Composting with Worms

Earthworms transform organic matter in your garden soil into nutrient-rich humus that plants can use. People typically think of earthworms as outdoor creatures, but you can actually raise them indoors, too, and use their castings to improve your soil indoors and out. Why bother? Because earthworm compost or "castings" contain five times more nitrogen, seven times more phosphorus, and 11 times more potassium than regular garden soil. The castings also contain microbes that can help plants fight disease.

Earthworm Composting is known as Vermicomposting
You can use the rich worm castings in the garden, or in container potting soils. Plus, raising worms indoors is a fun winter project and a way to recycle vegetable scraps from the kitchen. If you think earthworms don't produce a lot of compost, consider that the average red wiggler worm consumes its weight in kitchen scraps daily. Multiply that by a couple hundred earthworms and you've got a compost factory!

You can build your own worm bin or buy a commercial product.
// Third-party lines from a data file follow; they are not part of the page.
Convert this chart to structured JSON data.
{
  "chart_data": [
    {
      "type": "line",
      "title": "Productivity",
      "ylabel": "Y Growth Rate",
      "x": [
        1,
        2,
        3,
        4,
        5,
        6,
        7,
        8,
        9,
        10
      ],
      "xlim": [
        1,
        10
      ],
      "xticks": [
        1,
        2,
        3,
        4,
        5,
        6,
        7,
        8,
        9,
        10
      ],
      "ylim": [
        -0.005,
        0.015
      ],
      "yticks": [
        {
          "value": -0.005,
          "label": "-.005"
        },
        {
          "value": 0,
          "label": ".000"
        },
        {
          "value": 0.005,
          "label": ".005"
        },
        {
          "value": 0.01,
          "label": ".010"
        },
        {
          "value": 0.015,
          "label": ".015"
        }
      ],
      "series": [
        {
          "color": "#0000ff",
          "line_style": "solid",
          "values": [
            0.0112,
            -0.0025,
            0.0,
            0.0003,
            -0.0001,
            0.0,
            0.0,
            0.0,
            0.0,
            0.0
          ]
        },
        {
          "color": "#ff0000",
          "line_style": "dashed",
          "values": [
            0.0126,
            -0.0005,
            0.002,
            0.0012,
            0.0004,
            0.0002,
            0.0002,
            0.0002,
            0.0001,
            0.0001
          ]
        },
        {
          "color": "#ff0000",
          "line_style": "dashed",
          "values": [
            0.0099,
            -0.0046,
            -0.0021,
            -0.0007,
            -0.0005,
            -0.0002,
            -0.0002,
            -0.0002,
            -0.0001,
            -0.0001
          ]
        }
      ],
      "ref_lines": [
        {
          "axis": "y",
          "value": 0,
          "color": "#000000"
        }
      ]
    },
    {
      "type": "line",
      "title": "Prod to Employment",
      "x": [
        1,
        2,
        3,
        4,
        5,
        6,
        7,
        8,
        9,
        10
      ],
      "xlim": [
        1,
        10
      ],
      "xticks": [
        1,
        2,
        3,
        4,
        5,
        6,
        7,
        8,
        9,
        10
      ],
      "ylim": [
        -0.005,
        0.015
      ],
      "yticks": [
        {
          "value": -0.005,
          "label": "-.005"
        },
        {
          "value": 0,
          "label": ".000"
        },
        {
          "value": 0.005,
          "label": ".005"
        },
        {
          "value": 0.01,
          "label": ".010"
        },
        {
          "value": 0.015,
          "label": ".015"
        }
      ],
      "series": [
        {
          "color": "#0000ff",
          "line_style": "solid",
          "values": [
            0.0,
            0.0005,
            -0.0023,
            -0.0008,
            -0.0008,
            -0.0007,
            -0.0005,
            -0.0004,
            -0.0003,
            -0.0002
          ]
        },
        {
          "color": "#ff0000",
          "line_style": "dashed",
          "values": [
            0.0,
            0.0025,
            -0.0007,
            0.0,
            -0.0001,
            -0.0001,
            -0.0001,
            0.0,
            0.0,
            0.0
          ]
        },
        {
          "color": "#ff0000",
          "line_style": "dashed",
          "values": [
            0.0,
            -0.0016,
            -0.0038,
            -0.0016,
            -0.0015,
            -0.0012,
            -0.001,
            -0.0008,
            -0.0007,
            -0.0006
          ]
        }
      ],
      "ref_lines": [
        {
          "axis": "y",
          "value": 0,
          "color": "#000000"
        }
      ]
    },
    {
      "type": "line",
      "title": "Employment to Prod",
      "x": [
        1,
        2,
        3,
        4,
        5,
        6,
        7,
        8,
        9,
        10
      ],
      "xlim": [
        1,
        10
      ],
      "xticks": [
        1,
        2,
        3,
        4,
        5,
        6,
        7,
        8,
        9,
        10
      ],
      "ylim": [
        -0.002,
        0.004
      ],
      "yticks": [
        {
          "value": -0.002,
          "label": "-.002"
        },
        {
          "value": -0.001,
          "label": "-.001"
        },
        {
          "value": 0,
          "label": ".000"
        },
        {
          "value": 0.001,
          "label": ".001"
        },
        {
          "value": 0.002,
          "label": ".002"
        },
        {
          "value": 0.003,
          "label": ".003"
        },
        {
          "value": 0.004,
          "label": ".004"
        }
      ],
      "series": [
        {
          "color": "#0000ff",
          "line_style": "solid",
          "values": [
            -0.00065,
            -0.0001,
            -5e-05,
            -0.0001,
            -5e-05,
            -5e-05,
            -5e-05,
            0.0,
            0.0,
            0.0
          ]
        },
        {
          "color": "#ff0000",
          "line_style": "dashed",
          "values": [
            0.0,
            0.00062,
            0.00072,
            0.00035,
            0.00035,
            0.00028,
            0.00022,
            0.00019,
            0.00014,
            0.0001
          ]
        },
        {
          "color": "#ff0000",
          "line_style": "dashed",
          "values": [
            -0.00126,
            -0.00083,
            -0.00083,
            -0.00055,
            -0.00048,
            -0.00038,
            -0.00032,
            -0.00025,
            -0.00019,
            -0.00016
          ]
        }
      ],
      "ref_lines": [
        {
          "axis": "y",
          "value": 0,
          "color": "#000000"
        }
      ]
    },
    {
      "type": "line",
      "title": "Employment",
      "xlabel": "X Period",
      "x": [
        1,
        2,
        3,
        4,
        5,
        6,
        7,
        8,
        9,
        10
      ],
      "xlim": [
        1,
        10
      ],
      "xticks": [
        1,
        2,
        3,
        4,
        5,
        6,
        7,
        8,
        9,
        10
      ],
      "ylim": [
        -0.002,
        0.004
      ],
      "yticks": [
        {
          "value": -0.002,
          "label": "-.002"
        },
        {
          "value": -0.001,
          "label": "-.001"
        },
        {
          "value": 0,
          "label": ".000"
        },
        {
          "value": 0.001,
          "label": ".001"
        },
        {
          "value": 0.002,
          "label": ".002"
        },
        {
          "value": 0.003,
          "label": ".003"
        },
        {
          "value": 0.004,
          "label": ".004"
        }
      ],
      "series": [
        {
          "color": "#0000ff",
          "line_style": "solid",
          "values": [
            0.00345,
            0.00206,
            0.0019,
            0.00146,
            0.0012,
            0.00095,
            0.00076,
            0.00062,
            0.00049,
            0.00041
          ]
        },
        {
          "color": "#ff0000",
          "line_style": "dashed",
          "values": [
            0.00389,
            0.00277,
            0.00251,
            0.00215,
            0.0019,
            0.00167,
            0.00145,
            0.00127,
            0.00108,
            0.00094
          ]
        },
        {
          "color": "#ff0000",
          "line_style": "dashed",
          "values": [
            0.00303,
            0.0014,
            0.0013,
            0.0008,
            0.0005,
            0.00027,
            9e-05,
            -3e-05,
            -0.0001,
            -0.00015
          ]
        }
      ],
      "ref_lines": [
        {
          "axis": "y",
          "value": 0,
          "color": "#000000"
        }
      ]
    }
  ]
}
Bins can be plastic or wood. If you're building your own, make it as large as is manageable in your space but only 8 to 12 inches deep. Earthworms feed on the top layers of the bedding.

Drill 8 to 12, ¼-inch-diameter holes into the bottom and sides of the bin for proper aeration and water drainage. Drill more holes if you are using plastic or if the bedding stays consistently wet. Place a tray under the bin to collect the earthworm "tea" that drips from the bin. This tea makes an excellent foliar fertilizer for houseplants.

The Bedding - Your worms need more than just the occasional banana peel or leftover lettuce leaves to thrive. They need a bedding material that will retain moisture while providing food, air, and a home for the young wigglers. Some good options are shredded cardboard, newspaper, or coir (coconut husks); and peat moss. Moisten the bedding before placing it in the bin and wring it out until it has the wetness of a well-wrung sponge. Place 4 to 6 pounds of bedding in a 4-foot-square worm bin. Fluff and occasionally mist the bedding with water if it appears dry.

Loosely cover the bins to keep earthworms in the dark. They need temperatures between 40°F and 80°F to survive, so place the bins in a cellar, warm garage, or even under the kitchen sink!

The Worms - Although all earthworms eat organic matter, the best type to use in vermicomposting is red wiggler worms. Red wigglers thrive in temperatures between 55°F and 77°F — just like most homes.

The Food - Feed your worms vegetable scraps, fruit peels, coffee grounds, tea bags, crushed egg shells, and even leftover pasta. Worms don't like garlic, onion, and spicy foods. Also, avoid adding meats, fish, fatty and oily foods, and bones. Chop up the scraps into small pieces and lay a thin layer on the top of the bedding. The worms will come up to feed in the dark. Add a small amount of gritty material such as potting soil or cornmeal to help your worms digest their meal.